Tip: For fast simulation, try using FastCS152RocketConfig. Simply replace
CONFIG=CS152RocketConfig in the make command with CONFIG=FastCS152RocketConfig.

How does performance and miss rate change when associativity is increased? Explain why higher associativity is or is not beneficial for this particular kernel.

Feedback Portion

In order to improve the labs for the next offering of this course, we would like your feedback. Please append your feedback to your individual report for the directed portion. These questions are also placed at the bottom of the open-ended part of the lab for your convenience.

  • How many hours did the directed portion take you?

  • How many hours did you spend on the open-ended portion?

  • Was this lab boring?

  • What did you learn?

  • Is there anything that you would change?

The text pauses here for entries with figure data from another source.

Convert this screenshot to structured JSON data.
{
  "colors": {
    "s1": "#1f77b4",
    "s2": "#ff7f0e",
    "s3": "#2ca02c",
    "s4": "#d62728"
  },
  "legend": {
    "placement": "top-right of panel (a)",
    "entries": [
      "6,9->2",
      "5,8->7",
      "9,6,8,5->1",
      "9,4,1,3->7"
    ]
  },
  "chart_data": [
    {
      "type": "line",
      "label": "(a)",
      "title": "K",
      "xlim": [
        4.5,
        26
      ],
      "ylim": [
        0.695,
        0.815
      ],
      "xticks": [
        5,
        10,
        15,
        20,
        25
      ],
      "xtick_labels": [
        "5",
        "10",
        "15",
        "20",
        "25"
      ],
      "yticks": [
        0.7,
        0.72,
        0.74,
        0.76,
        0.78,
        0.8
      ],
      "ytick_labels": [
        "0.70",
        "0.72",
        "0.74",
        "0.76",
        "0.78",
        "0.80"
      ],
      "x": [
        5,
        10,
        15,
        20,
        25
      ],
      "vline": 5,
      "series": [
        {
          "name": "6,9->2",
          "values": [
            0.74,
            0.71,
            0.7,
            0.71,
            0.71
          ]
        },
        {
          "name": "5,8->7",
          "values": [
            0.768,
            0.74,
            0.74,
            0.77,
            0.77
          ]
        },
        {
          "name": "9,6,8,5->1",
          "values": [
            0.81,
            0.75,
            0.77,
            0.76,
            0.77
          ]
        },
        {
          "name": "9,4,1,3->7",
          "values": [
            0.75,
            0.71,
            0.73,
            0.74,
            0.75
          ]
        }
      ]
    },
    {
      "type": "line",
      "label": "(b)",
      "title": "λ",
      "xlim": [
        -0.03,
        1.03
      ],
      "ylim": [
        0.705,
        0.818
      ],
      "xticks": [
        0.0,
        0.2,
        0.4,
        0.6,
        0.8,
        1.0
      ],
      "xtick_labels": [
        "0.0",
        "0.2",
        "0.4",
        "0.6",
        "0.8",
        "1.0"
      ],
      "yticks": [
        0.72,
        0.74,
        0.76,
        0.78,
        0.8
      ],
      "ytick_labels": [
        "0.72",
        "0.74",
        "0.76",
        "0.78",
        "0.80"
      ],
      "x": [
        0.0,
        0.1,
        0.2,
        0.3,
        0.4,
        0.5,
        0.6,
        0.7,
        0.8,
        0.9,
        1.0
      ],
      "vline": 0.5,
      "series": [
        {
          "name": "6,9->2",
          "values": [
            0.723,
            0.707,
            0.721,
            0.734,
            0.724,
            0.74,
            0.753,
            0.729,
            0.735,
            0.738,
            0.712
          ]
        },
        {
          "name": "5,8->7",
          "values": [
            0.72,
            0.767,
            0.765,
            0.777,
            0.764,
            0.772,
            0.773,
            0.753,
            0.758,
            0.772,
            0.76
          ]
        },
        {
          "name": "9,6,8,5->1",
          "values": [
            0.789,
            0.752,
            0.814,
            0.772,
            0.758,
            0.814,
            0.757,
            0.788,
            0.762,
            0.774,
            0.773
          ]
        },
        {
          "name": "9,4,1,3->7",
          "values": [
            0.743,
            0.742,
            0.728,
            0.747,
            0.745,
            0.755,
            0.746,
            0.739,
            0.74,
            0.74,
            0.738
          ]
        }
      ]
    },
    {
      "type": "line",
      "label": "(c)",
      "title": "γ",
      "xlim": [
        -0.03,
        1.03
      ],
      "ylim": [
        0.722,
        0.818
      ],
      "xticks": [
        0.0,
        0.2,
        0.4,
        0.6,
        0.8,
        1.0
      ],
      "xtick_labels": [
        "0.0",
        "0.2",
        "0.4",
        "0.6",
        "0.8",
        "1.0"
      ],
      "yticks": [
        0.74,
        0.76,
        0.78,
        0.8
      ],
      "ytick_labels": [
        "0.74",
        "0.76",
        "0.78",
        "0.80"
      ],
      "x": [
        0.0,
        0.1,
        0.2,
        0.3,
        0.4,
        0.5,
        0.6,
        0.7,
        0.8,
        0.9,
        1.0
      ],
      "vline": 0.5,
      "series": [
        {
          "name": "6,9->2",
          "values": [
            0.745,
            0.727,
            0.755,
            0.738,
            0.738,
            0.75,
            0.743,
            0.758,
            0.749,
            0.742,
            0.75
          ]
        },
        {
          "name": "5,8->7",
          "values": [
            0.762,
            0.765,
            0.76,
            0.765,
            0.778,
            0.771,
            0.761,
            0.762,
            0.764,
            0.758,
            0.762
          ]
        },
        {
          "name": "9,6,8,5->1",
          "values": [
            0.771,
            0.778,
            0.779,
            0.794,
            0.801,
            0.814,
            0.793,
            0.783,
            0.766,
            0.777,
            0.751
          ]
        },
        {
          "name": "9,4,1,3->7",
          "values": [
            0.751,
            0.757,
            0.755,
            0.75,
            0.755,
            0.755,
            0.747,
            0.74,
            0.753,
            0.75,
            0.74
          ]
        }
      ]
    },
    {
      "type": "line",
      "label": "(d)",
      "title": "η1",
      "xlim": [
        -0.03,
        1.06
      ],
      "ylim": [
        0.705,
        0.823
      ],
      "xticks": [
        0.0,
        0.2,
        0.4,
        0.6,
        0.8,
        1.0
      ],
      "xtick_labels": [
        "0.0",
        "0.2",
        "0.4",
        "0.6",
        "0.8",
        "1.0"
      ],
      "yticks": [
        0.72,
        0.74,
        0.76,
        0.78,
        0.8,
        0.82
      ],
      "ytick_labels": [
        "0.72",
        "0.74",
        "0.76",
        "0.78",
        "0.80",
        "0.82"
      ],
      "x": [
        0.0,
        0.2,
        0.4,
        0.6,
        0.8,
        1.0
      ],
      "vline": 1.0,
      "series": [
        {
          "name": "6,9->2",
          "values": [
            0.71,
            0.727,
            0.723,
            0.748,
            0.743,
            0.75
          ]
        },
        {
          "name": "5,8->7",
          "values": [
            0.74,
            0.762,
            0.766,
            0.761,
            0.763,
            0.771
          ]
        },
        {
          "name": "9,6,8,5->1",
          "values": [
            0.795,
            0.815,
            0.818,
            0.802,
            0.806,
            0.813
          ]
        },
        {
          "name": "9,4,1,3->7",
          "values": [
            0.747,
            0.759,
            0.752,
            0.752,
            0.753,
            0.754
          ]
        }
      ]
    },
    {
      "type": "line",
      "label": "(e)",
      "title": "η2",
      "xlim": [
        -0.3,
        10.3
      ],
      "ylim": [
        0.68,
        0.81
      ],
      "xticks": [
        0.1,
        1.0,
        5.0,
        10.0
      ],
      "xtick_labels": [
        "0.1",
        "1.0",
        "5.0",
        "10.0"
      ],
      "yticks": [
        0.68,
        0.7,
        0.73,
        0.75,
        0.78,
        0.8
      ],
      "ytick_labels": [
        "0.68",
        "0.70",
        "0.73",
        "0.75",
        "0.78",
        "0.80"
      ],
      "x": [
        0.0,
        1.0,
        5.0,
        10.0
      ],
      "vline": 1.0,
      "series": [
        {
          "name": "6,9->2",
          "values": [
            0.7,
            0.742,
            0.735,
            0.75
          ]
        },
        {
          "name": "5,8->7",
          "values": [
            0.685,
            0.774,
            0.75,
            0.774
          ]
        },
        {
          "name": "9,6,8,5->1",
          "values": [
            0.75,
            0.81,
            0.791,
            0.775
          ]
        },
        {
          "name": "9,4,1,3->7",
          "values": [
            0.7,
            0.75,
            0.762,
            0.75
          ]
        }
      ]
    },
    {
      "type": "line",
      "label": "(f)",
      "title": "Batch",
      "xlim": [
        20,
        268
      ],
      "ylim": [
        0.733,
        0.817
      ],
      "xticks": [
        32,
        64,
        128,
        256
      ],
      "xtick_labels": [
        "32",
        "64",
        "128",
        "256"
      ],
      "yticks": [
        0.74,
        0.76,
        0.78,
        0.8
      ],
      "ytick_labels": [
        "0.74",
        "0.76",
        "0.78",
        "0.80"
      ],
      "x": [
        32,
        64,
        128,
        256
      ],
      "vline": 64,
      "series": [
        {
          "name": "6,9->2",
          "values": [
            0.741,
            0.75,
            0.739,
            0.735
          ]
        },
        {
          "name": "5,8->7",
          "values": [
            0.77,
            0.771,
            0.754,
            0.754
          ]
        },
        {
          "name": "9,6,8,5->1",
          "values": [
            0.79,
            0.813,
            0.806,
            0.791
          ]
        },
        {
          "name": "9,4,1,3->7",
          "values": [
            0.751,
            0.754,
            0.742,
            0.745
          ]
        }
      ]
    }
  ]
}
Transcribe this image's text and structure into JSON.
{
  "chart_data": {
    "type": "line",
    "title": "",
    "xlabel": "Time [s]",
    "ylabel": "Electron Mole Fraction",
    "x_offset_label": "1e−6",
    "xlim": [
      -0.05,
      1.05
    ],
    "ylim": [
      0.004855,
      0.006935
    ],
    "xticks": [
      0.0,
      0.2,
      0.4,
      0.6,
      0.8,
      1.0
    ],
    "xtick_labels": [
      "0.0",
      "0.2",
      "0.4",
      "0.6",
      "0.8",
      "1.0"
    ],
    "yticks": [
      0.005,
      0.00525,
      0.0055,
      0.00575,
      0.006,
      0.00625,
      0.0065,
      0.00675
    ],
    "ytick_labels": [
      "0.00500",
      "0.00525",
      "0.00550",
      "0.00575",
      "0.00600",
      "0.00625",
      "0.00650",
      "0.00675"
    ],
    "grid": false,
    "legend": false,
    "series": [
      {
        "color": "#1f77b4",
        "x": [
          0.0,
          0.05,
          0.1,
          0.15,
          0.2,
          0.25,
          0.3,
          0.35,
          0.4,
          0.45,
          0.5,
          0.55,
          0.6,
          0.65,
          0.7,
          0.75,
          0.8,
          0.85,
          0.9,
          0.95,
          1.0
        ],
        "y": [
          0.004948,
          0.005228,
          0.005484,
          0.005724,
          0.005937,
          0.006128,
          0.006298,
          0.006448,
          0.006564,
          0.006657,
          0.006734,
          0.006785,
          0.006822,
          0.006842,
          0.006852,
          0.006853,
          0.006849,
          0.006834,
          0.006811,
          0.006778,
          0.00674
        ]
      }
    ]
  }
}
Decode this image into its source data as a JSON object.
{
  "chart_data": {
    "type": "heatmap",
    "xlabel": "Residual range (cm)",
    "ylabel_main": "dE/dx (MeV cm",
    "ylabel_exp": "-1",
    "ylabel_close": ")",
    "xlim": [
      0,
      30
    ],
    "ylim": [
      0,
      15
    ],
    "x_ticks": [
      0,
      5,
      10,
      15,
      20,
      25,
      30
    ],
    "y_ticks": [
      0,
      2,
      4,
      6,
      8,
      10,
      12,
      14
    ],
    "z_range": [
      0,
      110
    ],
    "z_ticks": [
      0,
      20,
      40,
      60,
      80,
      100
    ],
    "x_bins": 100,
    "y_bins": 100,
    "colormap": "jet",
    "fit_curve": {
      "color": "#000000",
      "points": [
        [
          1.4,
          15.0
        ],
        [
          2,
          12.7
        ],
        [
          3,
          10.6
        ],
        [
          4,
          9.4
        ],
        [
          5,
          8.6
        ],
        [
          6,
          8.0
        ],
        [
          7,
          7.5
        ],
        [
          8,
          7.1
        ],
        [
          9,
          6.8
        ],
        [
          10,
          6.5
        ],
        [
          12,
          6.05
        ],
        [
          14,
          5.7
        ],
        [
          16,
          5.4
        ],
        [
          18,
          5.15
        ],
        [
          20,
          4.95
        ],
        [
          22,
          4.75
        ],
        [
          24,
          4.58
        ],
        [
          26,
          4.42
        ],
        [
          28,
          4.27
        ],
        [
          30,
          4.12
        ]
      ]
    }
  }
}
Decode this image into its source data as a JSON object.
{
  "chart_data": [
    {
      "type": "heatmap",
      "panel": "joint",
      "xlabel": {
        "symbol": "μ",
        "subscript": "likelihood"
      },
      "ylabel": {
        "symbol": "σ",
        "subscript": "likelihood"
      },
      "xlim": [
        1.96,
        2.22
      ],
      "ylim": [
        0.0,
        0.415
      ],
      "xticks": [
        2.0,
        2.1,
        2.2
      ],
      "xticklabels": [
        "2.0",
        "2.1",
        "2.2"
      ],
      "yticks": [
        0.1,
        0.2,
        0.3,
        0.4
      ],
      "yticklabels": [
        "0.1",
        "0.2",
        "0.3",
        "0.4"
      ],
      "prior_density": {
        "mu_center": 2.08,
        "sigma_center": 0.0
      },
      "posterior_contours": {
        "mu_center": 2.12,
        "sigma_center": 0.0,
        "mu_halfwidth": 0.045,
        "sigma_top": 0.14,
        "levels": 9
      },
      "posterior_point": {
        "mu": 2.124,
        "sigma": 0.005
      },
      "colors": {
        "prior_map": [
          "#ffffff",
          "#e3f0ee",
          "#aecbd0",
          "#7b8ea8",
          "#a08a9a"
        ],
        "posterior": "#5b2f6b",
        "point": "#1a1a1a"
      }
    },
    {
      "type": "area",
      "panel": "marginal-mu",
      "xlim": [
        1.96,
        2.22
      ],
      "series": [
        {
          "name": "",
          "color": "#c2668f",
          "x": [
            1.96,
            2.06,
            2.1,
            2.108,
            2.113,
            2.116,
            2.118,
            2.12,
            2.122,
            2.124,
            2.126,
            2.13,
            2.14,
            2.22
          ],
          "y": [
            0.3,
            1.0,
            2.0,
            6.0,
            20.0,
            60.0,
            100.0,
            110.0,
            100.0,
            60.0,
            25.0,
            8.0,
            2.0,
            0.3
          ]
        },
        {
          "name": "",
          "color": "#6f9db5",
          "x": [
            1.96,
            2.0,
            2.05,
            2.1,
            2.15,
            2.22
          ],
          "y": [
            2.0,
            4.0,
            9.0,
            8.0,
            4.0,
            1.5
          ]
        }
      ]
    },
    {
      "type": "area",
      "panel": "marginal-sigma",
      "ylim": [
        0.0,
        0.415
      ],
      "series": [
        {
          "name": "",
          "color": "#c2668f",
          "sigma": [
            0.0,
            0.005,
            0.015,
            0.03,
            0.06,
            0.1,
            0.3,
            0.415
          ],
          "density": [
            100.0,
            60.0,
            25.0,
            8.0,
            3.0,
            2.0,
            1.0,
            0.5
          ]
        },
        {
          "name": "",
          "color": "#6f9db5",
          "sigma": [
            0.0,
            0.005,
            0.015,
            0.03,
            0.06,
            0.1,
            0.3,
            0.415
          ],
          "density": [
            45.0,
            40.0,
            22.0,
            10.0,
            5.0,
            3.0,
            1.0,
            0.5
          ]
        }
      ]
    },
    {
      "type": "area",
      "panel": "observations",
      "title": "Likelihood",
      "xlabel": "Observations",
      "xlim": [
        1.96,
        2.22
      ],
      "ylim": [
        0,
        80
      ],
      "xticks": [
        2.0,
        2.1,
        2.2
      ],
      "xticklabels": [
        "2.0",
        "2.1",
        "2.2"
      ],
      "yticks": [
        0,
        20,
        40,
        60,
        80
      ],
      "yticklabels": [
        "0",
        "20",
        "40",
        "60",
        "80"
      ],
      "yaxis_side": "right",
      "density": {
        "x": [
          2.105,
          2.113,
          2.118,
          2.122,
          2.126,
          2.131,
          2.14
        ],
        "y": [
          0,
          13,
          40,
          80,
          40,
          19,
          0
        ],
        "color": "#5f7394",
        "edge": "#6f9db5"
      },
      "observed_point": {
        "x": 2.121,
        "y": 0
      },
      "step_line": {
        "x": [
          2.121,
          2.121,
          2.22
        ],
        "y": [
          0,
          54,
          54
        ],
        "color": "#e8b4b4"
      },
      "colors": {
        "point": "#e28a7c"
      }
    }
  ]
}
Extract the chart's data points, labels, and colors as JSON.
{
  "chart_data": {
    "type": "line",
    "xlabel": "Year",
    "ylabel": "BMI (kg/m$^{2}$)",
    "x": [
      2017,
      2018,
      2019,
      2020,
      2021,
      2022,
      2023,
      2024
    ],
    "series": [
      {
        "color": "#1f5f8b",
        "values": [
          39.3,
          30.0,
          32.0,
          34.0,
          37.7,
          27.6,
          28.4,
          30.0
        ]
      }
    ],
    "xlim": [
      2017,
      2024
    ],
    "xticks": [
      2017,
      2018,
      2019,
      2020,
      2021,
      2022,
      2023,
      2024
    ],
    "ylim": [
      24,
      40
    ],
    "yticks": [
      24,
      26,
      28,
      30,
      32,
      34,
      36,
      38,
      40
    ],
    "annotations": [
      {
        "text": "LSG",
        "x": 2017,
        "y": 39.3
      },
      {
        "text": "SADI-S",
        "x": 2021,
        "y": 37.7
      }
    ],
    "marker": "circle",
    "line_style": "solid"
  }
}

Feel free to write as much or as little as you prefer (a point will be deducted only if left completely empty).

Team Feedback

In addition to feedback on the lab itself, please answer a few questions about your team:

  • In one short paragraph, describe your contributions to the project.

  • Describe the contribution of each of your team members.

  • Do you think that every member of the team contributed fairly? If not, why?

  1. Also known as RV64GC, with G (“general-purpose”) being the canonical shorthand for “IMAFD” 

  2. Although Rocket Chip can generate multi-core instances, this lab will feature only single-tile instances. 

  3. Note that in-flight and recently retired instructions may or may not be reflected when reading the performance counters. 

  4. These prints show signals from Rocket’s writeback stage each cycle; refer to line 980 of $ to identify each field.